Personal information
- Born: 17 January 2006 (age 20)
- Batting: Right-handed
- Bowling: Left arm off break
- Role: All-rounder

Domestic team information
- Warwickshire
- debut: 24 July 2024 Warwickshire v Essex

Career statistics
| Competition | List A |
| Matches | 4 |
| Runs scored | 16 |
| Batting average | 5.33 |
| 100s/50s | 0/0 |
| Top score | 11 |
| Catches/stumpings | 2/– |
- Source: Cricinfo, 7 October 2025

= Theo Wylie =

English cricketer

Theo Owen Wylie (born 17 January 2006) is an English cricketer who plays for Warwickshire County Cricket Club and the England national under-19 cricket team. He is a right handed batsman and left arm orthodox spin bowler.

==Early life==
From Rugeley, he attended Shrewsbury School and scored an unbeaten century as they defeated Manchester Grammar School in June 2023, to win the U17 National Boys Cup. He played club cricket for Moddershall & Oulton, and played for Shifnal in the Birmingham League Premier Division Two in 2023, and also made his debut for minor counties side Shropshire County Cricket Club that summer.

==Domestic career==
A spinning all-rounder, he started his junior career as a left-arm fast bowler and a lower middle order batsman but following an injury started to open the batting and adapted to left arm spin bowling.

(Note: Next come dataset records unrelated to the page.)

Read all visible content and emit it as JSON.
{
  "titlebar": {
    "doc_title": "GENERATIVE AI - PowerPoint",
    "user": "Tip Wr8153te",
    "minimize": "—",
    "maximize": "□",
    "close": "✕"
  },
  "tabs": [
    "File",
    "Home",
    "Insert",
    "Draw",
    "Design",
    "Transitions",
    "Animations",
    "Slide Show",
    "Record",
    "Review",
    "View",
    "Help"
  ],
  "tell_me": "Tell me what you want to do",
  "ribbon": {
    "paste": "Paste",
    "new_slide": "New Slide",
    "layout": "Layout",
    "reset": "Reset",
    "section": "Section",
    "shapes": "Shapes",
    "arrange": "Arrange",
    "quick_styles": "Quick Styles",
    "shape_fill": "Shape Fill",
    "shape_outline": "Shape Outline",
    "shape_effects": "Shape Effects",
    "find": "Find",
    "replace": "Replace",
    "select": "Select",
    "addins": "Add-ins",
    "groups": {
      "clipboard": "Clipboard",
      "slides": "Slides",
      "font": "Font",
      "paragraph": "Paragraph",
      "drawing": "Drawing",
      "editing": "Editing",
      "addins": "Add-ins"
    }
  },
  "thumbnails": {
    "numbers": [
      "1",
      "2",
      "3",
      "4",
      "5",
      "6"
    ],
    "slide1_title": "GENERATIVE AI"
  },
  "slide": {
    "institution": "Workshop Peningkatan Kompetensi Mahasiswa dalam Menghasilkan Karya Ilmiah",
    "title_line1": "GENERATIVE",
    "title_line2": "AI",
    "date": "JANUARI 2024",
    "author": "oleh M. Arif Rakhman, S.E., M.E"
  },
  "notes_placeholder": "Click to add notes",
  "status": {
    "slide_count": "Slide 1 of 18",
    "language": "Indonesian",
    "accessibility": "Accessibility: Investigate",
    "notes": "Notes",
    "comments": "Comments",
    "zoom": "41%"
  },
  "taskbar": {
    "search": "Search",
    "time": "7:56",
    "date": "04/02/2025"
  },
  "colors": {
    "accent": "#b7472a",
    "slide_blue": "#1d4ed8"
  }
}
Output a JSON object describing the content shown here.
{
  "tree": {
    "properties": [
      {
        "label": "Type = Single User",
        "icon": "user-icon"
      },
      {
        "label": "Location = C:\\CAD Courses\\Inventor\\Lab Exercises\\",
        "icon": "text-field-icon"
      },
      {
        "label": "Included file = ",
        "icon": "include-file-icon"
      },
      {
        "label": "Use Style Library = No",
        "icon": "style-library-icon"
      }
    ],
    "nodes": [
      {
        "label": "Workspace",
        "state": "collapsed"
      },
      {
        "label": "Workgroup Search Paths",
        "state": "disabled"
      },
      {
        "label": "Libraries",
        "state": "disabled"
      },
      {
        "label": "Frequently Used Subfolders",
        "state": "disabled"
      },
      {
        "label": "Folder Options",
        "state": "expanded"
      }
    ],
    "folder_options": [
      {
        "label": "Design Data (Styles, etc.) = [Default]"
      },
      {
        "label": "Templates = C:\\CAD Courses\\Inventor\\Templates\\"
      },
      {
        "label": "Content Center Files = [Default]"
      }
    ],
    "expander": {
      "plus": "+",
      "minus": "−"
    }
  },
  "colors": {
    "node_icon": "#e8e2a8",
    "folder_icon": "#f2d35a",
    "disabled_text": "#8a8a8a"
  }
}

Wylie joined the academy of Warwickshire County Cricket Club in July 2023. In July 2024, he signed a two-year professional contract with the county. He made his One-Day Cup debut on 24 July 2024 against Essex.

Wylie scored his first century for Shropshire in May 2026 against Cheshire. Later that season, he played as Warwickshire won the second-XI T20 Cup.

==International career==
An England U19 international, he scored 150 against the Australia national under-19 cricket team, and followed that up with a century against Ireland U19 in the summer of 2023. He was named in the England team for the 2024 Under-19 Cricket World Cup.

On September 9, 2026 he appeared as a substitute fielder in England's Third Test against Pakistan at Edgbaston, where he caught Shan Masood at mid-on.